Un atelier d'écriture, des thèmes variés, les textes des membres de l'atelier.
ERINE
Publié le 20 Mai 2024
Lagune de Burano de Dominique ZOLADZ
Érine se promenait perdue dans ses pensées. À cette heure matinale, l’air était doux, le ciel blafard et le calme, olympien. Arrivée à l’embarcadère pour Murano, elle s’arrêta, figée, le regard rivé sur la lagune. Sa frêle silhouette faisait penser à une photo de David Hamilton. Sa chevelure tombait en boucles brunes sur ses épaules légèrement dénudées. Ses grands yeux, d’un bleu profond, contrastaient avec la pâleur de son visage. Sa robe de soie, rose saumon, frissonnait faiblement au grès d’une légère brise. Dans sa tenue affriolante, elle resplendissait.

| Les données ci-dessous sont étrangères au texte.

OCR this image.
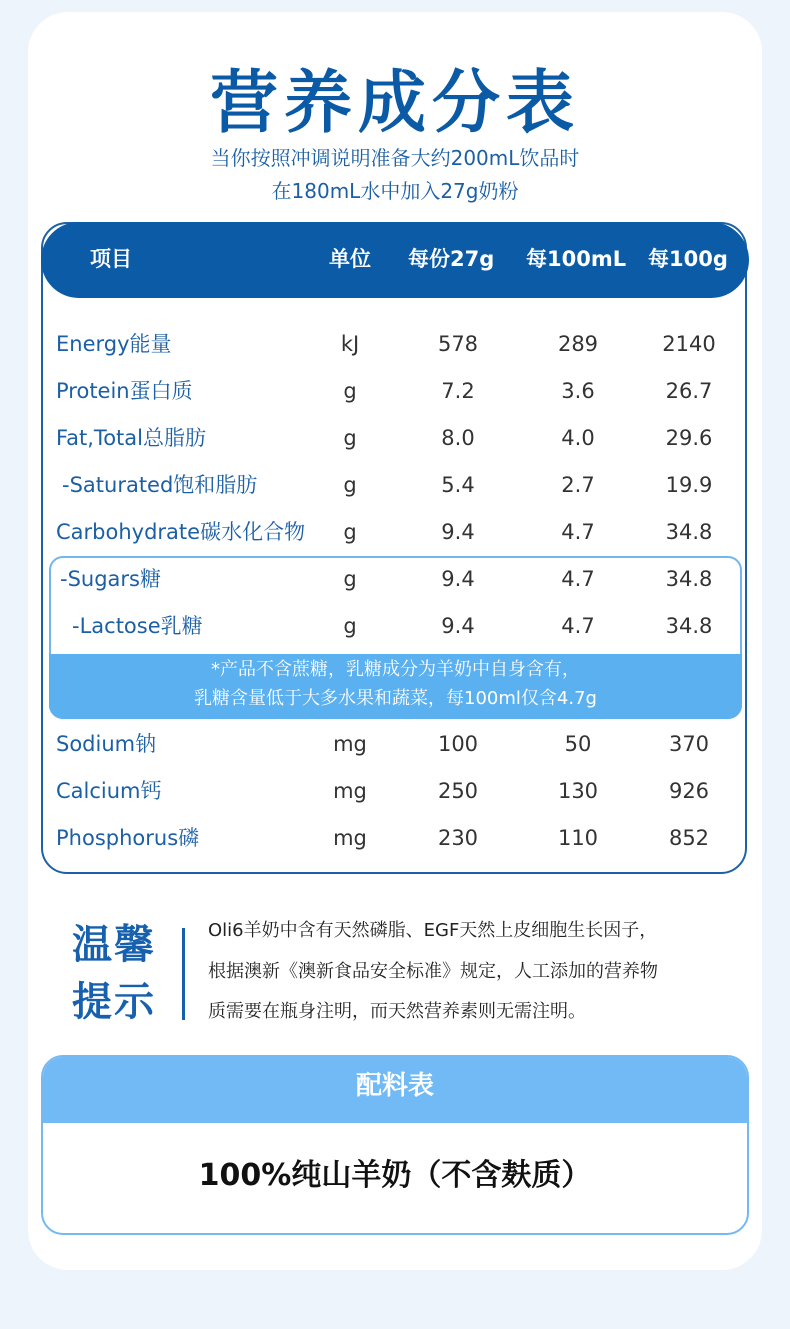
营养成分表
当你按照冲调说明准备大约200mL饮品时
在180mL水中加入27g奶粉
项目	单位 每份27g 每100mL 每100g
*产品不含蔗糖，乳糖成分为羊奶中自身含有，
乳糖含量低于大多水果和蔬菜，每100ml仅含4.7g
Energy能量	kJ	578	289	2140
Protein蛋白质	g	7.2	3.6	26.7
Fat,Total总脂肪	g	8.0	4.0	29.6
-Saturated饱和脂肪	g	5.4	2.7	19.9
Carbohydrate碳水化合物	g	9.4	4.7	34.8
-Sugars糖	g	9.4	4.7	34.8
-Lactose乳糖	g	9.4	4.7	34.8
Sodium钠	mg	100	50	370
Calcium钙	mg	250	130	926
Phosphorus磷	mg	230	110	852
温馨
提示
Oli6羊奶中含有天然磷脂、EGF天然上皮细胞生长因子，
根据澳新《澳新食品安全标准》规定，人工添加的营养物
质需要在瓶身注明，而天然营养素则无需注明。
配料表
100%纯山羊奶（不含麸质）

De fines vaguelettes heurtaient la coque des gondoles amarrées à leur Duc D’Albe. Tandis que le cri strident d’un goéland, déchirait le silence, Érine restait là, inerte, bercée par le clapotis de l’eau.
Une journée qui commençait tristement, une de celles qui met du vague à l’âme et extirpe inexorablement des émotions volontairement enfouies. Il n’en fallait pas plus pour, qu’inconsciemment, la voix de Charles Aznavour lui murmure « que c’est triste Venise … ». Des paroles envahissantes qu’elle s’efforçait de chasser. Son immobilité en disait long sur son état d’âme. Dans sa main crispée, une lettre. Lue et relue maintes fois, elle aurait pu la récitait sans hésitation. En songeant à Harold, Érine était au bord des larmes. Elle l’aimait tant.
Comment pourrais-je t’oublier ?
Ville de toutes les passions, dans la cité des doges, l’amour n’est-il pas roi ? Ce week-end romantique, ils en avaient rêvé. Malheureusement la donne a changé ?
Il reviendra peut-être, sûrement même.
Elle voulait y croire et, viscéralement, elle essayait de s’en persuader.
Résiliente et d’un optimisme inébranlable, Érine rejetait l’idée de se laisser glisser, elle savait qu’un jour il retournerait. S’imaginant blottie dans ses bras, elle sentait déjà son étreinte et ses doux baisers. Les souvenirs se bousculaient. Elle revivait leurs instants magiques. Main dans la main, yeux dans les yeux, le temps des promesses était toujours là, omniprésent….
Courage, il ne pourrait pas en être autrement !
Soudain, un sourire illumina sa frimousse juvénile. Bien décidée à rejeter toute pensée négative, elle reprit sa flânerie d’un pas assuré en quête d’un jour meilleur.